Personally, I fail to see why many Marxist-Leninists support multipolarity. The primary goal of the Leninist movements has always been “workers of the world unite!” and not “non-US-aligned countries unite!”.
To be clear, in saying this, I am not endorsing US-led unipolarity. I am just saying that multipolarity is not inherently good as some MLs suggest. For example, the world in 1914 and 1939 were without a doubt multipolar, and those both resulted in brutal world wars which killed millions.
Could somebody explain why people support multipolarity so much?
Nobody is suggesting that Russia will become an imperialist power in the course of a day or even a few years. Rather, what is being suggested is that Russia will become one after a difficult series of armed conflicts, annexations, etc. etc. Looking at Nazi Germany, it went from being a defeated imperialist power with practically no sphere of influence to one which conquered nearly all of Europe and waged war in multiple continents in the course of a few years.

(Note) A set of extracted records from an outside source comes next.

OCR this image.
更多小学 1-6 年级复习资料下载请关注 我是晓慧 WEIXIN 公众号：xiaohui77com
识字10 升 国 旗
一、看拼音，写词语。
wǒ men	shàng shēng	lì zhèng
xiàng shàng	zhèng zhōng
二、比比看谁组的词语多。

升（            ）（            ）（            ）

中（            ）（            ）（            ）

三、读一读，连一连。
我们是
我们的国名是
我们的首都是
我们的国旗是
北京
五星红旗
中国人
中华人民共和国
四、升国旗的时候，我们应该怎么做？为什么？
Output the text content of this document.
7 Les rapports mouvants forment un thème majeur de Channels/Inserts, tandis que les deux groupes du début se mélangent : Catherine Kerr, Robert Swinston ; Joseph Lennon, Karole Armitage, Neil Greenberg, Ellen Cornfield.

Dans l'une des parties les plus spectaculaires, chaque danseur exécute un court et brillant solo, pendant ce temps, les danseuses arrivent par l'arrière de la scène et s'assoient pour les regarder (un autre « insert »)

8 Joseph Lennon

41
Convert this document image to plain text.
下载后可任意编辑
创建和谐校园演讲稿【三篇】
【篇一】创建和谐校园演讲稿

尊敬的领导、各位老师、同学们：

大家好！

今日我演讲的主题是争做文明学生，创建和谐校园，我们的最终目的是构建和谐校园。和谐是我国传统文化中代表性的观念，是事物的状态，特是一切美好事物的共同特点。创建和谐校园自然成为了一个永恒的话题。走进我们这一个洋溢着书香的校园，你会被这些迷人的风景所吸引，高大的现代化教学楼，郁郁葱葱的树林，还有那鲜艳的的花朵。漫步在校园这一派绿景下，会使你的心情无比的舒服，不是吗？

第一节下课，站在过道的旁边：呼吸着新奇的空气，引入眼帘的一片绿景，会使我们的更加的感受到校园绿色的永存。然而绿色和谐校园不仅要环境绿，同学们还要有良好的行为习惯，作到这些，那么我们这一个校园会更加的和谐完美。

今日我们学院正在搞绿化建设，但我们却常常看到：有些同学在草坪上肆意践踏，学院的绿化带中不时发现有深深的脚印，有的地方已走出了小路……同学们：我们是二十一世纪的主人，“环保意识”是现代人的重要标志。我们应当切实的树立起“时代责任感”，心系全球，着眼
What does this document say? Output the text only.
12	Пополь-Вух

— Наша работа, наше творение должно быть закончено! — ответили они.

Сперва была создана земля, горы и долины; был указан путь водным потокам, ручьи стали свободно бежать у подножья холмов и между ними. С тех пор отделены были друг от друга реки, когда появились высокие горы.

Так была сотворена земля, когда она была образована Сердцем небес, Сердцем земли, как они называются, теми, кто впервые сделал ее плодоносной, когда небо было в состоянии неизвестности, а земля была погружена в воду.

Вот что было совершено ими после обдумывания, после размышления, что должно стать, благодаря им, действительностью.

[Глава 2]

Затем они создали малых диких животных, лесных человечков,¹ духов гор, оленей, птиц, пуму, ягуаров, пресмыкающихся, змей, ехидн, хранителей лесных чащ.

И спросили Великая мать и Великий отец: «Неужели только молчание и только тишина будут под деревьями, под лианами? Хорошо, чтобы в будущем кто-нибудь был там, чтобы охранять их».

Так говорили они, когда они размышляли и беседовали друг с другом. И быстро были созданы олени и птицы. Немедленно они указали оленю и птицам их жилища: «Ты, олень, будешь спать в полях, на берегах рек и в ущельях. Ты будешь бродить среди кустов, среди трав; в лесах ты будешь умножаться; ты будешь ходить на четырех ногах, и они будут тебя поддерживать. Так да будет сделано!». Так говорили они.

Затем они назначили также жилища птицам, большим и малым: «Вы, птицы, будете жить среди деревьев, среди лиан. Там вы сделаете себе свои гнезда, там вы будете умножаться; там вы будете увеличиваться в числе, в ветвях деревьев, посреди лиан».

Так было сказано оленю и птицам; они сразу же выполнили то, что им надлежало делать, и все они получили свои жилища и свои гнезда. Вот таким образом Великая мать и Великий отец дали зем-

Let us no forget that the Russian state was born out of reaction to a similar extent the EU countries were, coming out of the restoration of capitalism in the USSR and rise of the new Soviet bourgeoisie, its undemocratic and illegal dissolution, the rapid introduction of neoliberal “shocktherapy” under Yeltsin, the events of 1993, etc. This state is obviously and backwards force with horrible origins and so it becoming imperialist is not far away to say the least.
For me, Russia is more likely heading back to Socialism rather than turning imperialist if you check the material conditions within the country and external. Some internal conditions mentioned in this post are the following:
the share of supporters of socialism has grown from 26 to 43%, while support for the capitalist model has fallen to 15%
Despite the fact that they only know the pioneers from the stories of the older generation, two-thirds of young people are in favor of their return.
For Russia to turn imperialist lots of conditions(happy paths if we use the programming meaning) have to happen before we even consider this a possibility. For me, it is harder to see these possibilities come true knowing that the better route of socialist development is a more favorable view for the common Russian citizen.
Also, let’s be real here… If we have the time to only think in the worst possible scenarios, we should also give ourselves time to think in the other more realistic scenarios which is socialism returning to Russia.
It’s more likely that Russia is heading in short term not to socialism but to something reminiscent of July Monarchy, where it remains capitalist, but allows significant concessions for socialism.
If we weigh correctly all of the internal and external conditions within Russia, the possibility tilts much more favorably to Russia returning to Socialism than to a reminiscent July Monarchy as you suggested. Capitalism by nature is unsustainable and a monarchy even more. Adding to that, comrades in Russia are working hard to raise the class consciousness of their people and we are seeing plenty of qualitative changes mounting up.
Anyway, Russians are more warm to the idea of returning to the USSR rather than a Tsarist regime. If people wanted a Tsarist(monarchist) regime again, we wouldn’t have beautiful pictures like this one:
I’m not saying literal monarchy, but similar uneasy compromise with “accepting the revolution of the past” made by reactionaries to stave off a new revolution.
Without the material extraction or support of an imperialist country, it is downright impossible to achieve that compromise that you are speculating. Besides that, we have to add into the mix that the external AES countries are growing more and more prosperous and their youth are having active exchanges with the Russians.
Also, the revolutionary momentum in Russia is only getting hotter now that interactions with AES is consolidating and permeating in all of the russian working class.
It is possible, but it would not be long-lasting, and there is a high probability of a new revolution (just like historical July Monarchy, which lasted for 18 years).
Exactly. Our goal should be world socialist revolution, not capitalist multipolarity.
To reach that world socialist revolution, there is a process that has to be taken in order for that to happen. Lots of comrades here have shared good answers to explain that throughout this thread.
Just as I described for Russia, the same is true for the rest of the countries in the global south. In a multipolar world, their interests are directly aligned with their mutual development and fair trade. This is a far cry to what the west offered through imperialism which exploited the global south.
Please, don’t dismiss the comrades that have eloquently explained why it is important to have a multipolar world first to jump to socialist world revolution.
I am not being dismissive.
That is unquestionably the end-goal. But you can’t always skip ahead, directly to the end-goal. Sometimes you even have to seemingly go backwards to get there. Take for instance China’s reform and opening up.